HIGH-RATES OF LIPID BIOSYNTHESIS IN CULTURED, MESOCOSM AND COASTAL POPULATIONS OF THE COCCOLITHOPHORE EMILIANIA-HUXLEYI

The patterns of carbon incorporation into proteins, polysaccharides, lipids and low molecular weight metabolites and the resulting cellular biochemical composition were examined within cultured and natural populations of the coccolithophore Emiliania huxleyi. The flows of carbon incorporated through photosynthesis were primarily directed towards the synthesis of lipids (40 to 60%), mainly neutral lipids, whereas relative carbon incorporation into proteins was low (ca 20%), regardless of irradiance levels or growth stage. Actively dividing E. huxleyi cells showed higher rates of carbon incorporation into protein during darkness than during the previous light period, whereas under energy-limited growth conditions proteins produced during the light period were catabolized in darkness.
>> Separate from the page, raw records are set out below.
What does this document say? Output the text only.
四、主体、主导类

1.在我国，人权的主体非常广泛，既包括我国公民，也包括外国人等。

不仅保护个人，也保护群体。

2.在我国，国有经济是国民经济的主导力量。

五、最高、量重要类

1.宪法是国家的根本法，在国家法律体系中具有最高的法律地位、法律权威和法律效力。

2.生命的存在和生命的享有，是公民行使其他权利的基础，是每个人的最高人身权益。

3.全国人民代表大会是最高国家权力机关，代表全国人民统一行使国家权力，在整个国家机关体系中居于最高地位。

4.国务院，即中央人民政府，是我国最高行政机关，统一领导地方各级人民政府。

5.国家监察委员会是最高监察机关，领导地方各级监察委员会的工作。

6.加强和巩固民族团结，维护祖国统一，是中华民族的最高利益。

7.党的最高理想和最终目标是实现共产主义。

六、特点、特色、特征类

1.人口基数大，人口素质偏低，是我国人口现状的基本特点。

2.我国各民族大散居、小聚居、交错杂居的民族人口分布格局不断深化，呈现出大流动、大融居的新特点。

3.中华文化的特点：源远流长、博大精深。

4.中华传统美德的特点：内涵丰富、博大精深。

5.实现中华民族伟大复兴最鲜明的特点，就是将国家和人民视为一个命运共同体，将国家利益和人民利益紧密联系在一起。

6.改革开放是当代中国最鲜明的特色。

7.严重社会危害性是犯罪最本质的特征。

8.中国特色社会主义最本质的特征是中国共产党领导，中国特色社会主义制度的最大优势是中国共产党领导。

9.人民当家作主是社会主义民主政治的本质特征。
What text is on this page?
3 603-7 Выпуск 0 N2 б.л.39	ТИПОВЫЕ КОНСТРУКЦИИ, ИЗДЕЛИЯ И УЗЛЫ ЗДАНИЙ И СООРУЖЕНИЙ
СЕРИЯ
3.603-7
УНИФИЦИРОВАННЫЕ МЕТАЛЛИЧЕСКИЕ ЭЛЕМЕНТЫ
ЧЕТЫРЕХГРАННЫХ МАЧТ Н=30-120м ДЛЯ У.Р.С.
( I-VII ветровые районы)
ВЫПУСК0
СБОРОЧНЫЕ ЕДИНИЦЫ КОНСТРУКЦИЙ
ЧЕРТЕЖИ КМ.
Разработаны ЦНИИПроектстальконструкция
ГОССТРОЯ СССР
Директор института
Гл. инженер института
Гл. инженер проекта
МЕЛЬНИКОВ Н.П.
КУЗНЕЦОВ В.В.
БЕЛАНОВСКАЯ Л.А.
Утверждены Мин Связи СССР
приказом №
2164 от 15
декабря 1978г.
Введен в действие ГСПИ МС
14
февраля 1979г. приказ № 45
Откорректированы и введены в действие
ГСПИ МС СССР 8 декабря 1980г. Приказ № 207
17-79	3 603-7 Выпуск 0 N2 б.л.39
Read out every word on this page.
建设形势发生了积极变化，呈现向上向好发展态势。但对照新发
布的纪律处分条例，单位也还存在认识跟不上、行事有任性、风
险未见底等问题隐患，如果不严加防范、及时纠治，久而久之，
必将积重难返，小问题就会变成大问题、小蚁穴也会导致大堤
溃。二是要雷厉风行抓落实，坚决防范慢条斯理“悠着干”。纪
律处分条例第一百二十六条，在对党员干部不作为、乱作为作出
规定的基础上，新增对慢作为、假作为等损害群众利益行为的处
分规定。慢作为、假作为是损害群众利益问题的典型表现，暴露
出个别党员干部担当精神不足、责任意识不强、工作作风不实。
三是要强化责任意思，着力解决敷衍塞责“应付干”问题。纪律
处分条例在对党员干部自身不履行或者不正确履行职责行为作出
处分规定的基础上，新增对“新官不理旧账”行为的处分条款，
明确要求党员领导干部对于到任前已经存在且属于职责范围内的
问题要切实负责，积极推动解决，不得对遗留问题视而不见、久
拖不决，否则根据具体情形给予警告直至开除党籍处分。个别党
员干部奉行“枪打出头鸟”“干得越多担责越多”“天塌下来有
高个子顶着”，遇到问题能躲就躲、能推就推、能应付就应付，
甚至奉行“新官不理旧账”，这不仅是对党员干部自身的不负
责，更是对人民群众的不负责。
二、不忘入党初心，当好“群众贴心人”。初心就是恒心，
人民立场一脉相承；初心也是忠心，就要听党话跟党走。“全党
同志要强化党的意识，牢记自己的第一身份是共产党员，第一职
The observed C-14 labelling patterns were consistent with both the measured biochemical composition of E. huxleyi cells growing in cultures under the same conditions and with that of coccolithophore-dominated natural phytoplankton assemblages. The relative decrease in cellular density caused by a lipid-rich composition could be significant for the buoyancy of cells and, consequently, for the dynamics of blooming events. Furthermore, the high-lipid, low-protein metabolism characteristic of this species implies an increase of carbon uptake relative to nitrogen that would, to some extent, counteract the enhancing effect of calcification on the partial pressure of CO2 typical of blooms of E. huxleyi.